Keeping the health system universal without blowing the budget
Few would argue that Australia’s health system faces extraordinary cost challenges if we are to maintain any pretence of a universal health scheme.
What may surprise many however is the wide range of apparently feasible options available to make health care both better and more cost effective in Australia.
That is what the Consumers Health Forum journal, Health Voices, found when it asked 20-odd experts to explain how we could get a “better bang for the buck” out of our $140 billion a year health expenditure.
Among the most common solutions proposed by the experts were achievable ideas to enhance access to primary care in the community thus reducing costly hospital admissions, and to make the health system much more transparent and performance-driven.
Most are rational measures, making the best of modern practice and technology. Most need not be financially extravagant and do not offend ideologies on either side of politics. However they would require significant changes in behaviour and culture of health organisations and professionals.
As veteran health economist, Paul Gross writes, ignoring the need for substantial changes would add to the “epidemic of mural dyslexia, the unwillingness of politicians to see the writing on the wall when we have an ageing society with unfunded care needs”.
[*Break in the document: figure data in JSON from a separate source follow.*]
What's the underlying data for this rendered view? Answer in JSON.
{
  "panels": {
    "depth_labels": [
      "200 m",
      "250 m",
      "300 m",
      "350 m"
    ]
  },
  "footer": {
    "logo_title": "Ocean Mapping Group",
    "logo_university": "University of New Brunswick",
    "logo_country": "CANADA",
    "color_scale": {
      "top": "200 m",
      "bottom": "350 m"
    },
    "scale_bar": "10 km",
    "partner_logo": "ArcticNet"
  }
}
CHF believes that the nub of the health system dilemma is the tension between equity and cost of health care.
The Health Minister, Peter Dutton, points to this issue, in his article for Health Voices. He suggests that expanding health insurance cover may offer a solution. We at CHF believe that while this may improve health outcomes for the insured, it would further inflate premiums, and result in the uninsured getting second class access to GPs, at a time when a two-tiered system is emerging between the haves and have-nots in health care.
The invaluable step Mr Dutton has taken is to encourage a national debate which raises the issue of how Australia ensures a vigorous health system while maintaining equity of access regardless of income.
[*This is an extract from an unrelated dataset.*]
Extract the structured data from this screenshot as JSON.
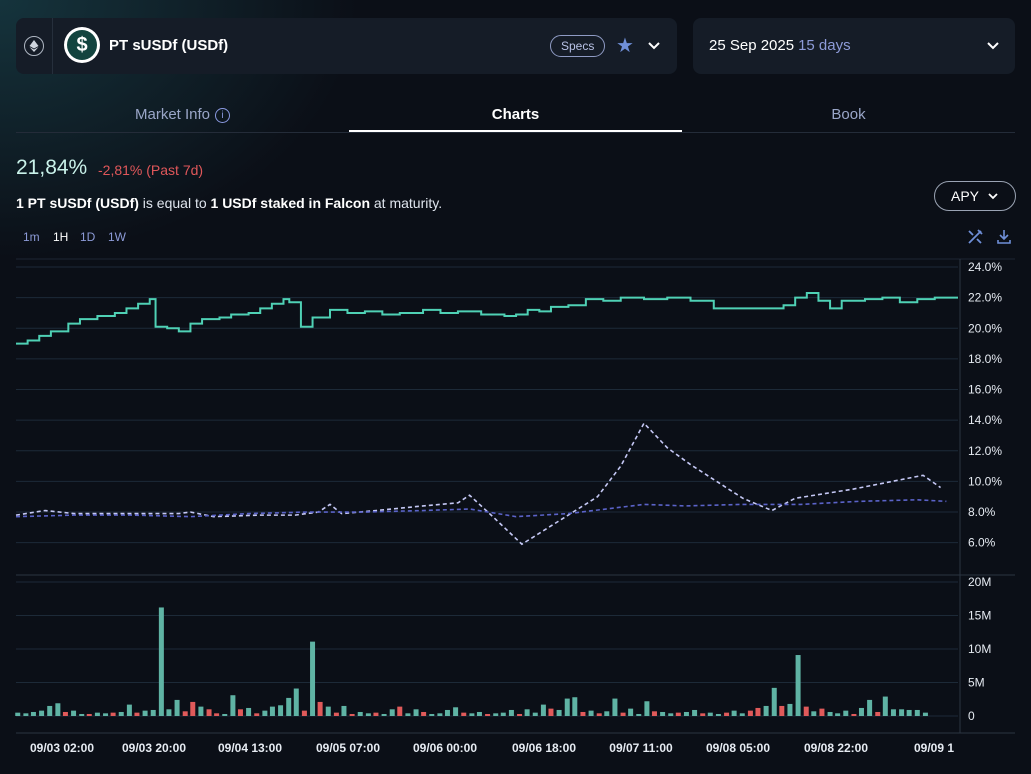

This is a dilemma that too few politicians are prepared to canvas. Mr Dutton writes that Australians know all is not well when they can’t book a timely visit to the GP, when they get a bill for elective surgery or when there are stories of “hidden waiting lists and inequities which shouldn’t be tolerated”.
Medicare he likens to the Holden Kingswood, popular in the 1970s but now out of date. The public hospital system is “shackled by archaic practices” resulting in tens of thousands of patients on waiting lists.
The greatest opportunity, he suggests is presented by the potential of primary care to ease the burden on hospitals.
Mr Dutton suggests that if health funds can expand their reach into GP-led primary care, particularly of chronic conditions, this had the potential to “save a lot in human and financial terms”.
That may be true. But what about the majority of Australians without health insurance, who may well find themselves getting second best preference in primary care?
Emeritus Professor of Public Health, Stephen Leeder, says in his article that there is no reason for government to back away from universal health care. It is more a matter of getting the system right and managing it well.
He cites findings from an international survey by McKinsey and Company which underlines the benefits of accountability and rewards for effective care; of catching up on international trends in ehealth information management in which Australia lags by 20 years; making the patient the centre of “EVERYTHING” in health care; and more comprehensive planning.
As CHF’s own policy specialists, Deborah Smith and Sarah Spiller, have found through CHF’s “Real People, Real Data” project, a fundamental benefit flows from ensuring the consumer experience is central to health care. “The answer is often as much about self-care as medical treatment,” they say.
Health economist Jennifer Doggett identified five steps Australia could take to improve the system, before reaching into the pockets of vulnerable people. A focus on best value activities like preventive health services rather than on an estimated 150 low value medical and surgical interventions; steps to counter federal-state dysfunction by a health consumers charter setting national uniform care standards; fostering more effective coordinated care for chronic conditions; and redirecting the health insurance rebate to support patient choice of public or private systems providing best value care.
The great goal of health reform has been the establishment of pooled federal-state funding, something Tony Abbott pondered when he was Health Minister.
But as Christine Bennett, the former chair of the National Hospitals and Health Reform Commission, writes, we no longer have the time to wait for the single funder dream. “What we can focus on right now within current funding and delivery responsibilities is taking effective local action and implementing system-wide catalysts to support integrated care. State health departments, the Commonwealth, private health insurers, local councils and local communities all have roles to play,” she says.
In all these options, we simply ask that consumers, as the reason which the system exists, should be the beneficiaries of health system change, not poorer because of it.